Christa Wolf spent six weeks in Oberlin as German Writer-in-Residence in spring 1974 and helped awaken my interest in GDR literature. Fortunately, she was accompanied by her husband Gerhard, a well-known literary scholar and editor with connections to many contemporary GDR authors and publishers. I spent a lot of time with the Wolfs that spring, and they introduced me to the GDR literary scene through carefully selected readings and instructive conversations that were truly fascinating. When I told the Wolfs that I would be taking a one-year sabbatical leave in 1975-1976, they encouraged me to think about doing a project on GDR writing in the 1970s and promised to assist me. During the course of our discussions, the outline of a possible project gradually emerged. The focus would be on new directions and trends in East German literature during the period of “thaw” that occurred shortly after Erich Honecker became leader of the Socialist Unity Party in 1971. My interactions with the Wolfs were invaluable and enabled me to build and expand on what I had learned during my two trips inside the GDR.
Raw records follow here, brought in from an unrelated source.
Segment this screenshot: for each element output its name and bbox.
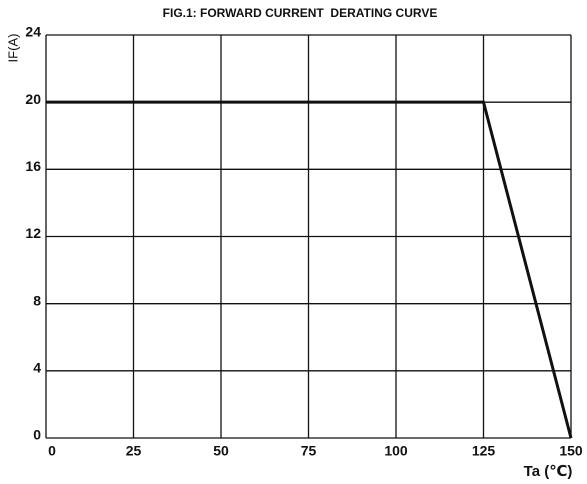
y-tick-label: 12 xyxy=(25,225,41,241)
chart-title: FIG.1: FORWARD CURRENT DERATING CURVE xyxy=(163,6,438,20)
x-axis-label: Ta (℃) xyxy=(524,463,573,480)
y-tick-label: 24 xyxy=(25,24,41,40)
data-line xyxy=(46,100,573,439)
y-tick-label: 20 xyxy=(25,91,41,107)
y-tick-label: 0 xyxy=(33,427,41,443)
x-tick-label: 75 xyxy=(301,443,317,459)
y-tick-label: 4 xyxy=(33,360,41,376)
x-tick-label: 50 xyxy=(213,443,229,459)
y-axis-label: IF(A) xyxy=(5,34,20,63)
x-tick-label: 25 xyxy=(126,443,142,459)
x-tick-label: 100 xyxy=(384,443,408,459)
y-tick-label: 16 xyxy=(25,158,41,174)
x-tick-label: 150 xyxy=(559,443,583,459)
x-tick-label: 125 xyxy=(472,443,496,459)
y-tick-label: 8 xyxy=(33,292,41,308)
x-tick-label: 0 xyxy=(48,443,56,459)
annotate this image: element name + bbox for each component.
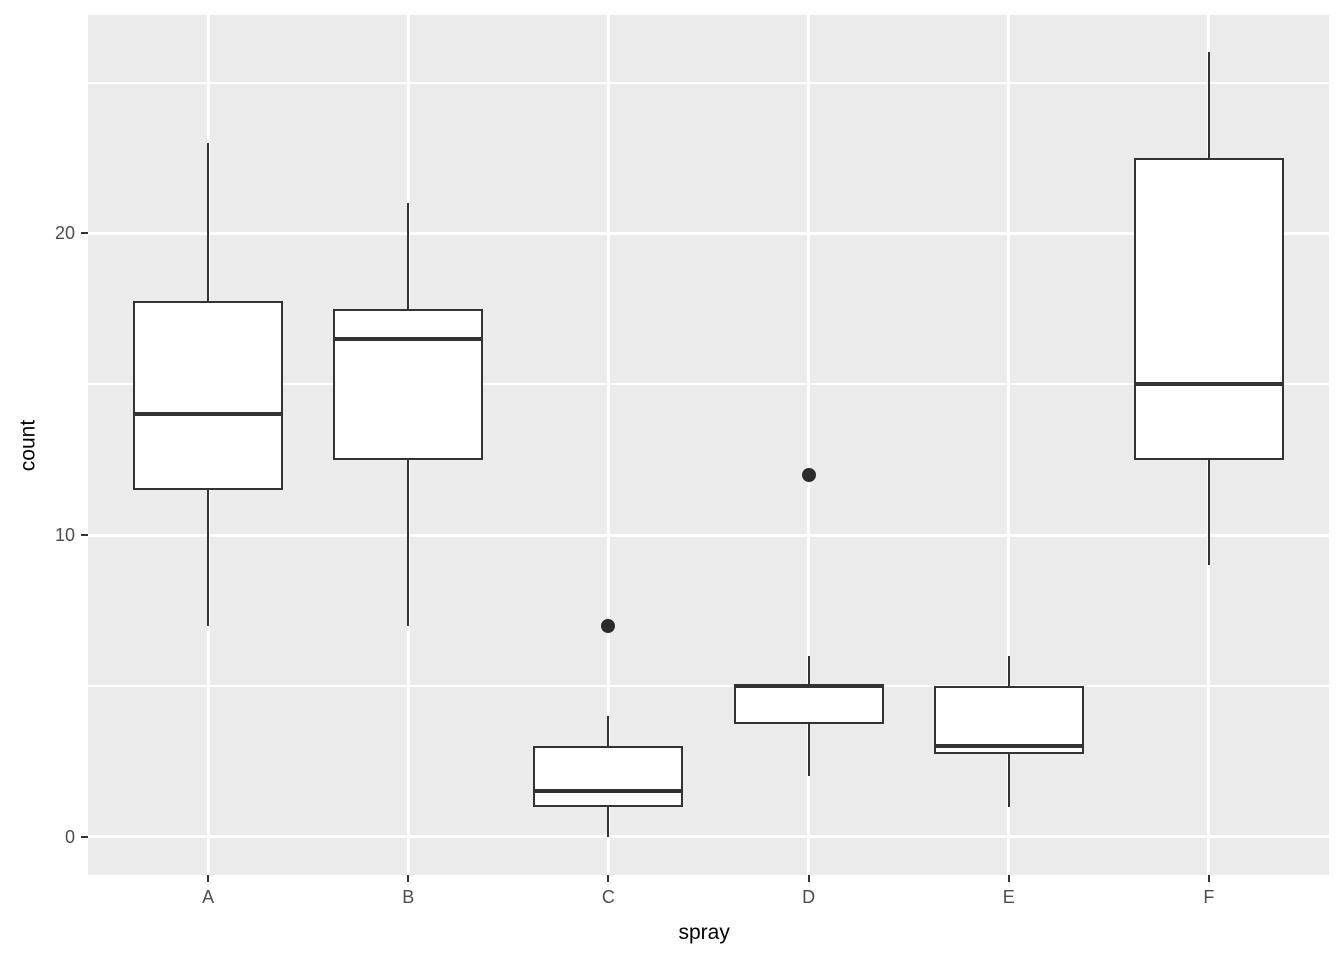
lower-whisker-A [207,489,210,626]
median-C [533,789,684,794]
minor-gridline [88,81,1329,84]
lower-whisker-B [407,459,410,626]
outlier-point-C [601,618,616,633]
median-F [1133,382,1284,387]
upper-whisker-D [807,655,810,686]
y-tick-label: 10 [54,525,75,546]
lower-whisker-E [1007,753,1010,807]
box-C [533,746,684,807]
x-tick-mark [1007,875,1010,882]
upper-whisker-E [1007,655,1010,686]
y-tick-mark [81,232,88,235]
box-B [333,308,484,460]
y-tick-mark [81,835,88,838]
plot-panel [88,15,1329,875]
box-A [133,301,284,490]
x-tick-label-E: E [1002,887,1015,907]
upper-whisker-C [607,716,610,747]
vertical-gridline [606,15,610,875]
upper-whisker-B [407,203,410,309]
median-A [133,412,284,417]
x-tick-mark [1207,875,1210,882]
upper-whisker-A [207,142,210,302]
x-tick-mark [607,875,610,882]
x-tick-label-C: C [601,887,615,907]
outlier-point-D [801,467,816,482]
x-tick-mark [207,875,210,882]
y-tick-label: 0 [64,826,75,847]
lower-whisker-C [607,806,610,837]
lower-whisker-F [1207,459,1210,566]
median-D [733,683,884,688]
x-tick-label-D: D [802,887,816,907]
x-tick-label-A: A [202,887,215,907]
minor-gridline [88,684,1329,687]
box-D [733,685,884,724]
x-tick-mark [807,875,810,882]
upper-whisker-F [1207,52,1210,158]
y-tick-label: 20 [54,223,75,244]
x-tick-label-B: B [402,887,415,907]
vertical-gridline [1007,15,1011,875]
x-tick-mark [407,875,410,882]
y-tick-mark [81,534,88,537]
major-gridline [88,835,1329,839]
x-tick-label-F: F [1203,887,1215,907]
major-gridline [88,231,1329,235]
box-E [933,685,1084,754]
median-B [333,336,484,341]
vertical-gridline [807,15,811,875]
box-F [1133,157,1284,460]
x-axis-title: spray [678,921,730,944]
lower-whisker-D [807,723,810,777]
major-gridline [88,533,1329,537]
median-E [933,744,1084,749]
minor-gridline [88,383,1329,386]
y-axis-title: count [16,419,40,472]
When Ulrich Plenzdorf came to Oberlin as visiting writer in spring of 1975, my informal education in the area of contemporary GDR literature continued. Uli Plenzdorf and I became good friends that semester, and he too helped me shape and finalize plans for my first research leave, a good portion of which I intended to spend in the GDR. I remain ever so grateful for the advice, assistance, and encouragement he gave me in the period leading up to my sabbatical leave. Like Christa and Gerhard Wolf the year before, he helped me develop and shape the project I proposed to undertake involving GDR writing and writers who were active in the 1970s. Moreover, when I was working on the project inside East Germany, he continued to assist me in meaningful ways, as did both of the Wolfs. In retrospect, I realize that I could not have produced an 840-page book like DDR-Literatur im Tauwetter (GDR Literature During the Thaw), nor most of my other major publications on East German literature, without the strong and unwavering support of Plenzdorf and the Wolfs. I am extremely indebted to them—but also to Lady Luck, for she guided them to Oberlin College at the perfect time!